Was, wenn es ganz anders ist?

Manchmal möchte ich manche Menschen schütteln in der Hoffnung, dass sie endlich aufwachen würden. Weshalb? Gerade ist das neue Kursbuch 212 herausgekommen, mit einem ‚zeitgemäßen‘ Titel: „Jetzt wird´s knapp.“ Und in genau dieser pessimistischen Formulierung steckt das Problem.

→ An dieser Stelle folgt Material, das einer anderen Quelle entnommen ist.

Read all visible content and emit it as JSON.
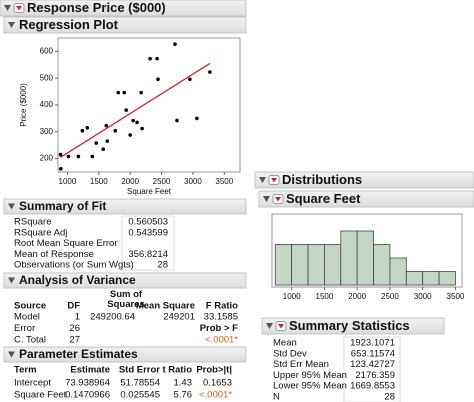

Weshalb ich das denke? Seit über 100 Jahren gibt es neue physikalische Erkenntnisse, die unserem alltäglichen Weltverständnis (und in der Folge auch unserem alltäglichen Menschenverständnis) diametral entgegenstehen.

Wir müssen (!!) definitiv davon ausgehen, dass Naturwissenschaft die Natur nicht beschreiben, sondern die Natur, der unserer Fragestellung ausgesetzt ist (Heisenberg, Bohr) – die Beschreibung nicht der Natur, sondern unseres Sehens der Natur. Damit ist die Vorstellung der idealisierten Objektivität, von der die klassische Physik ausgegangen war, obsolet.

Das bedeutet, dass das, was ich zu sehen glaube, tatsächlich nicht stimmt. Wenn ich also, extrem formuliert. Feststelle, dass der Herr Maier ein Depp ist, dann stimmt das nicht, ich denke nur, er sei ein Depp. Also liegt das Problem nicht bei Herrn Maier, sondern bei mir. Ich habe eben aus seiner Handlung geschlossen, dass er eben ein Depp wäre.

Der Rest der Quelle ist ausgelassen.